DPRD Bali Tindaklanjuti Aspirasi ke Presiden dan DPR, Adi Wiryatama: Saya Tidak Lari
Setelah ditunggu dua jam, Ketua DPRD Bali sementara, I Nyoman Adi Wiryatama, akhirnya menerima dan menandatangani tuntutan massa
Penulis: Ragil Armando | Editor: Ady Sucipto
TRIBUN-BALI.COM, DENPASAR - Setelah ditunggu dua jam, Ketua DPRD Bali sementara, I Nyoman Adi Wiryatama, akhirnya menerima dan menandatangani tuntutan massa yang menggeruduk Kantor DPRD Bali di Renon, Denpasar, Senin (30/9).
Adi Wiryatama pun membantah dirinya melarikan diri.
Politisi senior PDIP ini menyatakan dirinya tak ada niatan lari ataupun menghindar dari aksi massa.
Ia sejatinya telah menunggu kedatangan ratusan elemen masyarakat yang tergabung dalam aksi #BaliTidakDiam tersebut.
“Saya sudah menunggu, katanya tadi jam 10.00, tapi mundur jadi jam 12.00. Saya tunggu hingga jam setengah dua, karena adek-adek (masyarakat) itu terlambat. Saya tidak lari,” ujarnya di hadapan massa.
Di samping itu, mantan Bupati Tabanan itu mengaku ada jadwal terapi usai operasi saraf kejepit.
Karenanya ia sempat meninggalkan Kantor DPRD Bali.
"Karena saya dapat jadwal terapi tadi, pakai mesin. Bukannya saya lari, tidak.
Saya tadi juga ngumpulin teman-teman (anggota DPRD) yang akan menerima teman-teman yang menyampaikan aspirasinya," kata dia.
Elemen masyarakat yang terdiri dari para mahasiswa dan masyarakat itu menyampaikan tujuh tuntutan ke Kantor DPRD Bali.

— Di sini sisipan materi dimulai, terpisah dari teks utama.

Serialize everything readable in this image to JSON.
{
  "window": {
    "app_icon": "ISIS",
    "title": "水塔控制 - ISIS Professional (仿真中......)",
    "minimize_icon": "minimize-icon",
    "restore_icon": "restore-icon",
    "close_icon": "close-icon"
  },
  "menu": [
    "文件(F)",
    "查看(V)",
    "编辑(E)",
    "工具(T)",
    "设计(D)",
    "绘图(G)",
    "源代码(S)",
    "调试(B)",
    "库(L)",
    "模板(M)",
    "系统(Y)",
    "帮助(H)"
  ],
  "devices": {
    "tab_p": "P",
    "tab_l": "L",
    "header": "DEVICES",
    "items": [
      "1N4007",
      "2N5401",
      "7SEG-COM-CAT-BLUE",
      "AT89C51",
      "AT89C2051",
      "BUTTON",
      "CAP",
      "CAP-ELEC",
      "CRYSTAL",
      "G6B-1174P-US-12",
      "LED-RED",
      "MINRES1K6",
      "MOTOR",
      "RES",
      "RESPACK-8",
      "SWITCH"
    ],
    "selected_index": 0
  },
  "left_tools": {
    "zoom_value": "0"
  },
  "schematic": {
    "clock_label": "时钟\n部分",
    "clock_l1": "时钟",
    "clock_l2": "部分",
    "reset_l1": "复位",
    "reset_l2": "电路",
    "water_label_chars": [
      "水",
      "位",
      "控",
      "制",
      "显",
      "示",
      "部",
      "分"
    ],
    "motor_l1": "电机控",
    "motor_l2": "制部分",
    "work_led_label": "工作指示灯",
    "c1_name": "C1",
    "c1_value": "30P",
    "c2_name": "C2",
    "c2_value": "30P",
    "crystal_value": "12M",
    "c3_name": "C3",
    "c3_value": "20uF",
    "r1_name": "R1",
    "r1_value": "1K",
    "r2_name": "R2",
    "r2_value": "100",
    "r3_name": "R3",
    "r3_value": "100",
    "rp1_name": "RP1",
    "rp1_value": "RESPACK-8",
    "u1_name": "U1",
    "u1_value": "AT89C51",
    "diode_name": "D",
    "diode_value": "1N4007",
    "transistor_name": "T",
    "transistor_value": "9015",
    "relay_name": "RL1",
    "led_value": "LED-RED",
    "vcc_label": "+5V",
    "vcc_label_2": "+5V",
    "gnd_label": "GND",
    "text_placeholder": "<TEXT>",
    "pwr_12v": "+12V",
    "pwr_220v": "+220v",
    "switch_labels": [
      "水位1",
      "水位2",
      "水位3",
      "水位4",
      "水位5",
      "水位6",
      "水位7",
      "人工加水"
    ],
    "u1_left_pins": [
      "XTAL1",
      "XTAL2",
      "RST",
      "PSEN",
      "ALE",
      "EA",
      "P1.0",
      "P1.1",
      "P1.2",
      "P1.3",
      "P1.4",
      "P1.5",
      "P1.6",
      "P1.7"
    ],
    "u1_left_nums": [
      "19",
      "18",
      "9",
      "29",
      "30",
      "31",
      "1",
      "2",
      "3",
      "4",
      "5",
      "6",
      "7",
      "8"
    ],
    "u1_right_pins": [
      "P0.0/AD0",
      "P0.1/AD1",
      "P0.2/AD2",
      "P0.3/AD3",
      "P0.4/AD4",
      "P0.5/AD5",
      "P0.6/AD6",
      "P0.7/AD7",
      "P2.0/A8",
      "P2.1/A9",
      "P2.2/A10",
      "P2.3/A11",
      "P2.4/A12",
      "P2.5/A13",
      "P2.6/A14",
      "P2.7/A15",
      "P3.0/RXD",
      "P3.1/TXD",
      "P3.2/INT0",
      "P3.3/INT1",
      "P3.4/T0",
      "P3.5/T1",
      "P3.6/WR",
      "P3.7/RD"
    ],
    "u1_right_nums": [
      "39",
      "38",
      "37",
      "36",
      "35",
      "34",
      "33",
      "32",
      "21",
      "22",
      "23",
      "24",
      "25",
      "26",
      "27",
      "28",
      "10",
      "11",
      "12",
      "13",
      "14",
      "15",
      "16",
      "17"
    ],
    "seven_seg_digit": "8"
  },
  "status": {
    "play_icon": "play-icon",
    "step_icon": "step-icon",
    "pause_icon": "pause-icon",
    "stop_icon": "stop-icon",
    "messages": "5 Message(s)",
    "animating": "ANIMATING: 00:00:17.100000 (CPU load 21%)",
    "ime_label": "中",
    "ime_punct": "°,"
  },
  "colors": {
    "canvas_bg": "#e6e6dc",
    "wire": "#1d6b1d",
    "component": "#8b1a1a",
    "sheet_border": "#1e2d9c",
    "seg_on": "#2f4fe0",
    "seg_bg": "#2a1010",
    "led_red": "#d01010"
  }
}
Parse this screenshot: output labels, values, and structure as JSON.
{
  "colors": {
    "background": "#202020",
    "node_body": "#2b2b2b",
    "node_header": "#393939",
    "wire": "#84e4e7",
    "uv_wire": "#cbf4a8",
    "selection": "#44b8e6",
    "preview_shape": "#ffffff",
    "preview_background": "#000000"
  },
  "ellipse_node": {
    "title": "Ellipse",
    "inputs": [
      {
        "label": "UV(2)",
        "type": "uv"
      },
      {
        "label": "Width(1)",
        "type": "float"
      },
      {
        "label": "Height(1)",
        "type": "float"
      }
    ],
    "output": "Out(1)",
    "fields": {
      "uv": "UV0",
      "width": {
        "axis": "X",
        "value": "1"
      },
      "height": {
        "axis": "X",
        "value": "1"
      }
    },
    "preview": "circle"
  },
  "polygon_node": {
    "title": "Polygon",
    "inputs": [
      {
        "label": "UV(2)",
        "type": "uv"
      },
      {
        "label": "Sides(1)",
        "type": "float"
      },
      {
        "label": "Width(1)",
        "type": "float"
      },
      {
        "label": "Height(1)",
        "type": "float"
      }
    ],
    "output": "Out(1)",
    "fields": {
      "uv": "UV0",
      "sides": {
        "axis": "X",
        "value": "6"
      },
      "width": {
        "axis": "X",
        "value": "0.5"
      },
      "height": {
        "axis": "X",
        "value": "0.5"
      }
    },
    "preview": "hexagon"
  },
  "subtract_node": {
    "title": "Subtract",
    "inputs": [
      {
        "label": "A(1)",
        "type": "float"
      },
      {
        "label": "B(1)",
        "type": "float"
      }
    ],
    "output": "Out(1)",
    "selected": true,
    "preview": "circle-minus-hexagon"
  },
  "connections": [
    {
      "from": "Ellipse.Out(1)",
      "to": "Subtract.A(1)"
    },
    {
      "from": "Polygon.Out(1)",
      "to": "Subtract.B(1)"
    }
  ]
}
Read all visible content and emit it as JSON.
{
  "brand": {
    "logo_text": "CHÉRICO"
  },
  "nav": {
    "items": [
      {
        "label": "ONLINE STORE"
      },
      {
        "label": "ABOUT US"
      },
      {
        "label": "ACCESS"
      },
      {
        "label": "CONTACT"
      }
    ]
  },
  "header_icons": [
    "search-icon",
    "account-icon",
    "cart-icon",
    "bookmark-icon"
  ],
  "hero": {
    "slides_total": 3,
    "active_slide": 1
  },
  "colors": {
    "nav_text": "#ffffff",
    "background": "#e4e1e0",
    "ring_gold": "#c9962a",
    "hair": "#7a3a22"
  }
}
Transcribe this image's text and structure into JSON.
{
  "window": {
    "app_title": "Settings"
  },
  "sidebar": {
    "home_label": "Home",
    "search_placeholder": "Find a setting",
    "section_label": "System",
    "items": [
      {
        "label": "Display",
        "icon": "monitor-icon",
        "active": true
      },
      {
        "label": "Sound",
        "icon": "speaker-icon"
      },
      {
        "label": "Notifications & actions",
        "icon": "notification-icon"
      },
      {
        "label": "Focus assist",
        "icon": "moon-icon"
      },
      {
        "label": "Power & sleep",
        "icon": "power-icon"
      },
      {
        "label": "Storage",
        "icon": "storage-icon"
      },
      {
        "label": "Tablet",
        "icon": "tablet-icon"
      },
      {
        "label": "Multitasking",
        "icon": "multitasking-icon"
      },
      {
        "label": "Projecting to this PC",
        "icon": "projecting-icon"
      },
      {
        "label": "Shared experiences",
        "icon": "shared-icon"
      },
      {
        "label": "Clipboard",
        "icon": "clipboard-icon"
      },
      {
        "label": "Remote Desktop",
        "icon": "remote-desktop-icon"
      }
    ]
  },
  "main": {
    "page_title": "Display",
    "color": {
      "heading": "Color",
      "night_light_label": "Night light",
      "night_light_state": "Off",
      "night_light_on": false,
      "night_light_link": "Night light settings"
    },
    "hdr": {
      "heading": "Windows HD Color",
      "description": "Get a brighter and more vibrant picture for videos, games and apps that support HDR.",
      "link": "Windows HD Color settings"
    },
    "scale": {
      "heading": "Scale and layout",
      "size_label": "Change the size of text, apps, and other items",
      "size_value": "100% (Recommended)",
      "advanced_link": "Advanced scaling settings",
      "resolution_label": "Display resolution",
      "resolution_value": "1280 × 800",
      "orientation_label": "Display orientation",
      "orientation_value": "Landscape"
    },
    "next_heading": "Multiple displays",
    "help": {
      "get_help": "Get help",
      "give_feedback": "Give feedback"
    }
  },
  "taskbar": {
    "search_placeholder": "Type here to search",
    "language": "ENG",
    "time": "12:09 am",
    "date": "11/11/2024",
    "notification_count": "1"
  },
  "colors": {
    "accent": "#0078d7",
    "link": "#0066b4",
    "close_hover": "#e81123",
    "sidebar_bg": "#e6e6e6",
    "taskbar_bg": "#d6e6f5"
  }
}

Pertama, menolak RUU Kitab Undang-undang Hukum Pidana (KUHP), RUU Pertambangan Minerba, RUU Pertanahan, RUU Pemasyarakatan, RUU Ketenagaerjaan; Mendesak pembatalan UU KPK dan UU SDA, Mendesak disahkannya UU PKS, dan RUU Perlindungan Pekerja Rumah Tangga.
Kedua, batalkan pimpinan KPK bermasalah pilihan DPR. Ketiga, tolak TNI dan Polri menempati jabatan sipil. Keempat, setop militerisme di Papua dan daerah lain, bebaskan tahanan Papua segera.
Kelima, usut pelaku kekerasan dan menghalang-halangi kerja jurnalis, hentikan intimidasi dan kriminalisasi jurnalis, penggiat HAM, dan aktivis.
Keenam, hentikan pembakaran hutan di Kalimantan dan Sumatra yang dilakukan oleh Koorporas, dan dipidanakan Koorporasi Pembakar Hutan serta cabut izinnya.
Terakhir, tuntaskan pelanggaran HAM dan adili penjahat HAM termasuk yang duduk di lingkaran kekuasaan dan pulihkan hak-hak korban.